Me llama uno de mis amigos por teléfono. Hablamos de varias cosas. Al final, me dice que va a ir a Zamora para ver a su madre, que estuvo ingresada en el Hospital Provincial. Nada grave, al parecer. Pero le tocó estar quince días allí. Mi colega no conocía el Hospital Provincial. Nunca había entrado. Yo sí. Estuve ingresado un par de veces. Así que nos pusimos a hablar del tema.
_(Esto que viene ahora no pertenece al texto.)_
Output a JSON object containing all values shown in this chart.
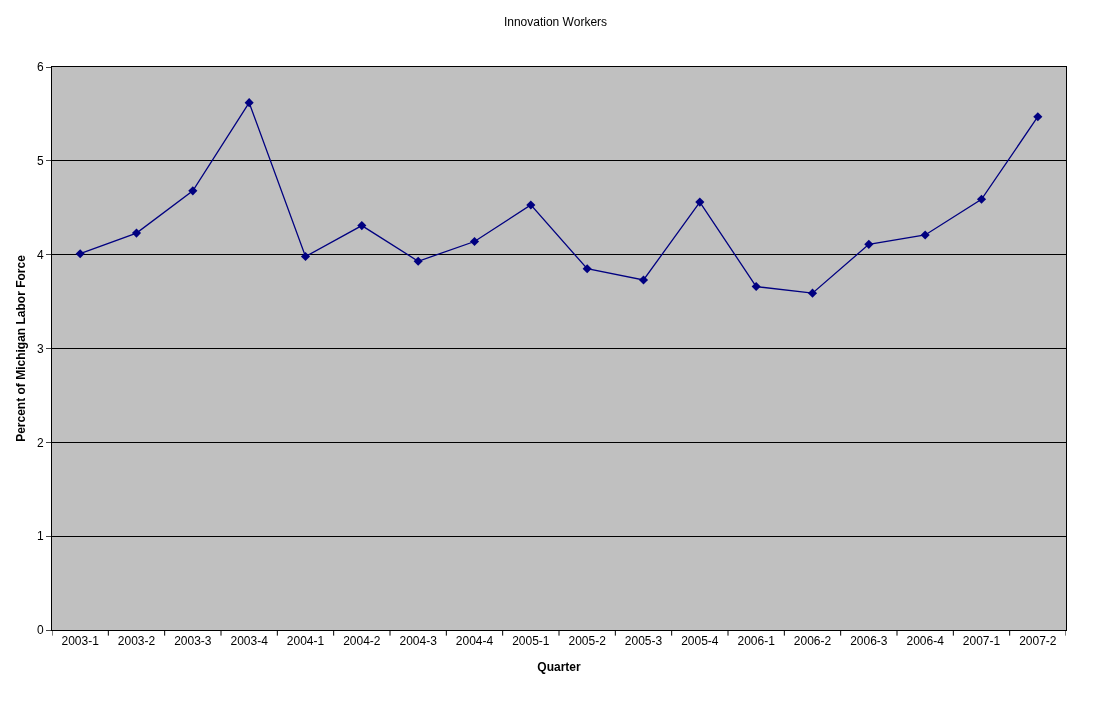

No sé si lo recuerdan, pero hace años, tras dos hospitalizaciones, hablé del Rodríguez Chamorro. Hablé bien del personal y mal de las instalaciones. Es un edificio curioso: quienes allí trabajan te dan un trato exquisito, la atención es magnífica, la gente es agradable; pero, en contraposición al buen trato humano, están las instalaciones. Pensé que, con los años, algo habría cambiado. Pero no. Siguen siendo tercermundistas. A la madre de mi amigo la metieron en una habitación en la que había varias mujeres más. Un par de ellas se murieron. A mí también, lo recuerdo ahora, me asignaron (en la segunda ocasión) un cuarto enorme en el que compartí reclusión con cuatro pacientes más. Es una lata. Cuesta volver a compartir cuarto con otras personas, como cuando eras un crío y dormías en la misma habitación que tus hermanos. Cuesta acostumbrarse a los ronquidos, a las toses de madrugada, a que alguien se levante en mitad de la noche para ir a orinar. Si eso cuesta, imaginen lo que cuesta acostumbrarse a que tus compañeros de habitación fallezcan. Allí, delante de ti. No me sucedió a mí, por fortuna para mis ojos y para mis compañeros de cuarto. Le sucedió a la madre de mi amigo. Me habló de chaperones, de agujeros en las paredes, de retales. Lo entiendo. Lo viví. Lo padecí. Suerte que a mi lado solían estar los médicos, los enfermeros, los auxiliares. La primera vez me fijé en un par de agujeros en el cuarto. Pregunté que era aquello. Era lo que quedaba de un televisor. La gente robaba las televisiones, se metía en los cuartos a hurgar en los armarios, arrancaba todo aquello a lo que pudiera sacarle algún partido en su casa. Por eso mismo, una enfermera me recomendó esconder la cartera y demás objetos de valor. Y así lo hice.
En la planta en la que estuvo esta madre de la que hablo no había servicios en las habitaciones. Me lo dice mi amigo, con asombro. También, ay, sabía eso por propia experiencia. A mí me ingresaron en la cuarta planta. No sé ahora, pero entonces las habitaciones de los enfermos tampoco disponían de lavabos. El servicio de caballeros, para todos los hombres de la planta, estaba en un extremo. Al otro extremo, si mal no recuerdo, estaba el servicio de mujeres. Lo escribí en su momento: tenía una bañera y dos retretes. Y tres lavabos de tamaño bolsillo. En pleno siglo veintiuno; en una ciudad que progresa despacio, pero progresa. Como para una prisa. Si uno entraba por la mañana a despojarse de lo que le sobraba en los intestinos y las dos puertas estaban cerradas, tenía que salir al pasillo y esperar de brazos cruzados. Un tipo, aunque esté recién operado, siempre prefiere (si nada se lo impide, si todavía puede caminar, aunque sea con dificultad) levantarse de la cama e ir hasta el váter. Pero aquellas letrinas estaban fuera. Había que salir del cuarto, atravesar el pasillo, moverse más de la cuenta. No sé si aquella planta sigue así. Me temo que no ha cambiado. Por suerte, no he tenido que volver a que me ingresen o a visitar a los pacientes. En enero de este año anunciaron que la remodelación del Hospital Provincial empezaría por las plantas quinta y sexta. No he vuelto a saber nada del tema.